First Nations council calls for review in wake of Tofino float plane crashes

First Nations council calls for review in wake of Tofino float plane crashes

The Nuu-chah-nulth Tribal Council is calling for changes to regulations and policies after two float-plane accidents in Tofino Harbour in the last three months.

It says it wants to ensure no one else is harmed.

The council says it understands how important airlines and water taxis are, but the public must understand that relying on the heroics of local First Nations to respond to the crashes isn’t sustainable.

Council president Judith Sayers says the group wants Transport Canada to review laws and regulations governing the harbour.

Sayers noted she was involved in one of the float plane crashes in July, when an aircraft reportedly hit a sandbar and flipped onto its roof.

“We call on Transport Canada as a priority, to review the laws,  regulations and policies that regulate Tofino Harbour and make changes to ensure a safer harbour. We cannot wait for the Transportation Safety Board to make recommendations,” Sayers said in a statement.

“I was in the first floatplane accident and if it was not for the quick actions of my  son Cole Sayers, I could have drowned. I cannot thank him enough. Now the lives of two of our NTC employees were endangered in this second accident. We need changes now so no more  lives are at risk.”

In Monday’s crash, Ahousaht man Ken Brown was operating his water taxi when he saw a landing float plane collide with a water taxi, then begin to sink.

“The plane was coming in from right behind us here and Rocky Pass was coming in at an angle here. Yeah, he impacted Rocky Pass, he didn’t see him,” said Brown.

So Brown untied his ropes and raced to the fast-sinking plane, rescuing four passengers from the water, including a young boy, just in time.

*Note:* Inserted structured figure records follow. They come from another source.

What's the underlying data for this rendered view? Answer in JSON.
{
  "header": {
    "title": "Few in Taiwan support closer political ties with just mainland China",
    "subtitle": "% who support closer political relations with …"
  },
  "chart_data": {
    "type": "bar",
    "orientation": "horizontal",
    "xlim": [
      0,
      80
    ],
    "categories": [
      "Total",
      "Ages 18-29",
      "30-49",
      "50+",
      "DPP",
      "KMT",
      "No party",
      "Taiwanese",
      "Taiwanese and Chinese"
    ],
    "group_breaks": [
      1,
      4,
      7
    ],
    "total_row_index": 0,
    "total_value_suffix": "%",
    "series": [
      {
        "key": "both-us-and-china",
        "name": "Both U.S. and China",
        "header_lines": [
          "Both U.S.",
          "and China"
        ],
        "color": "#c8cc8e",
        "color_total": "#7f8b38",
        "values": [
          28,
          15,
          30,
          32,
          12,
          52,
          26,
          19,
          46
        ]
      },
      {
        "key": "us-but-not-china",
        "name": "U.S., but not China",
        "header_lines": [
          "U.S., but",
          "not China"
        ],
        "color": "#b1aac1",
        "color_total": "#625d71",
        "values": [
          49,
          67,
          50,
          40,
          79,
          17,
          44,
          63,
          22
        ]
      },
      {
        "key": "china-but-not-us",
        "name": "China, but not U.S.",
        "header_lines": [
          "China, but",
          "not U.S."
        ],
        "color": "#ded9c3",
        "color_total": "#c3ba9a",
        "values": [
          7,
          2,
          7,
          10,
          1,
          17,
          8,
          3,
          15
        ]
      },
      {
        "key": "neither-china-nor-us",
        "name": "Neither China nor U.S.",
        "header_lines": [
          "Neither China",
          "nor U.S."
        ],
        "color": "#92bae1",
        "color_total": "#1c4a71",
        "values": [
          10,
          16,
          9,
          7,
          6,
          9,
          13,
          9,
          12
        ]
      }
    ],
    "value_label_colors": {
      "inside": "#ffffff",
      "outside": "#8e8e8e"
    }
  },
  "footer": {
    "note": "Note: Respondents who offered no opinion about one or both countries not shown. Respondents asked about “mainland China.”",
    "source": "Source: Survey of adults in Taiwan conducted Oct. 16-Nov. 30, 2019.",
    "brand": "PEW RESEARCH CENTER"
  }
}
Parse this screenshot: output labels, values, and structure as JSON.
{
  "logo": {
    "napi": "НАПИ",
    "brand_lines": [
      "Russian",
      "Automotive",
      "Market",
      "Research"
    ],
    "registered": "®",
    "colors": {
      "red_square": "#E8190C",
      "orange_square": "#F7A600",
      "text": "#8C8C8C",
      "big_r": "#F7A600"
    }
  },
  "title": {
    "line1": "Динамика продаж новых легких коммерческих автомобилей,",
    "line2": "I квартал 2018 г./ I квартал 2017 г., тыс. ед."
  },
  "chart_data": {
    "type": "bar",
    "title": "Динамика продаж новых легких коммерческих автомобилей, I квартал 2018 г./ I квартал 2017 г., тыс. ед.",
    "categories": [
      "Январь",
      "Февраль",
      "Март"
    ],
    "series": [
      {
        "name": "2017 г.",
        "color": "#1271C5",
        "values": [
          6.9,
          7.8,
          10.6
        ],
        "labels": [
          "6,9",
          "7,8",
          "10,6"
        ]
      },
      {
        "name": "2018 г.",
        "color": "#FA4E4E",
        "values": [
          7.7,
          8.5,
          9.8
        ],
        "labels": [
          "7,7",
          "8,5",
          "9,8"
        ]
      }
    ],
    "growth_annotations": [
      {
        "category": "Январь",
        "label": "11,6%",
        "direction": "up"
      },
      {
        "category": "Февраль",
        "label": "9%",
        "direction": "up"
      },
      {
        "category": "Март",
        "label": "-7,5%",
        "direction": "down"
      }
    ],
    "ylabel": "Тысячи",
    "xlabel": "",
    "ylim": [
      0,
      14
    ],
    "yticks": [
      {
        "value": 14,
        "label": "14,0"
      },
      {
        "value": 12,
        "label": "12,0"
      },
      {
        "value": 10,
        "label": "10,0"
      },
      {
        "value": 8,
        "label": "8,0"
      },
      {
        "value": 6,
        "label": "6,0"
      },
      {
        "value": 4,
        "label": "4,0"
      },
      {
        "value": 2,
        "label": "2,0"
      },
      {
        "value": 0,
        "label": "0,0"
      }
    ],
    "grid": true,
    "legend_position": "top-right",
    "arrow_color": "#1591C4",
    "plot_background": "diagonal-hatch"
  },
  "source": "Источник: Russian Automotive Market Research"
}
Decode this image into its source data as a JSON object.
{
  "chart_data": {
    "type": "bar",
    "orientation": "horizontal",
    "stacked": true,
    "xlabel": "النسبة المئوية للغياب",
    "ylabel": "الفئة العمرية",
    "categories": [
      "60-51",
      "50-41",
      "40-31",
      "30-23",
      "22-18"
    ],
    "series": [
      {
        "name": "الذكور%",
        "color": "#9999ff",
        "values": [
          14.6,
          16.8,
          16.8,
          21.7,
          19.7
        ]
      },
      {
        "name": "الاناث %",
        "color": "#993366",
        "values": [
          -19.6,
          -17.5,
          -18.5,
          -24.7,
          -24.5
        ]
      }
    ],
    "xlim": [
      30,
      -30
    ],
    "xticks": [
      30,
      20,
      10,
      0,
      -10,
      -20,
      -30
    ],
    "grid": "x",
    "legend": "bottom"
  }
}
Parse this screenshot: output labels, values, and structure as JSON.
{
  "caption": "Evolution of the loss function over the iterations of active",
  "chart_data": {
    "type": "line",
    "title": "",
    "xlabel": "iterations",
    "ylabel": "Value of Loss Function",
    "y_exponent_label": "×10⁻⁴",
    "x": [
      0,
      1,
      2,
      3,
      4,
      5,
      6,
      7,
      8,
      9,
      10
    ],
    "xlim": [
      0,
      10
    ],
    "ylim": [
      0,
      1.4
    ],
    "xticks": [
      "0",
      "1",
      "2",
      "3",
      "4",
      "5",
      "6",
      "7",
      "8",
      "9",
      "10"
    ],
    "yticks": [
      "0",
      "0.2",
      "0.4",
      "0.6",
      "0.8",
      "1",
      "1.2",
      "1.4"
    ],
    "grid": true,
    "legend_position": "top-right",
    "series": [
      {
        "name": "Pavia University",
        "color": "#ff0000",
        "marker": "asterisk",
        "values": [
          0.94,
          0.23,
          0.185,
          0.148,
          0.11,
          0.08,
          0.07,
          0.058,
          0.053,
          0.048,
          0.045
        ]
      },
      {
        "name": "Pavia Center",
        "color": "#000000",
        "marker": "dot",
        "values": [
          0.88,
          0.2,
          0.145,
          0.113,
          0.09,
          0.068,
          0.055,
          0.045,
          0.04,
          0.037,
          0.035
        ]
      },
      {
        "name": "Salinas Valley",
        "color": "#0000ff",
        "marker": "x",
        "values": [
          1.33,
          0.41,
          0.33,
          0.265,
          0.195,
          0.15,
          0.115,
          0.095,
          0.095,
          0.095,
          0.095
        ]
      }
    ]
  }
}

“The plane was going down quickly and this boy was super terrified and I said ‘you can reach me, give me your hand,’” he said. “I said ‘you’re going to be OK’ so he reaches out and I grab him, and I help the father aboard and the ladies.”

The rescue came nearly six years to the day after the Leviathan II tragedy, when once again Brown saved 11 people from a whale-watching boat that was sinking.

The Transportation Safety Board and RCMP are continuing to investigate Monday’s crash.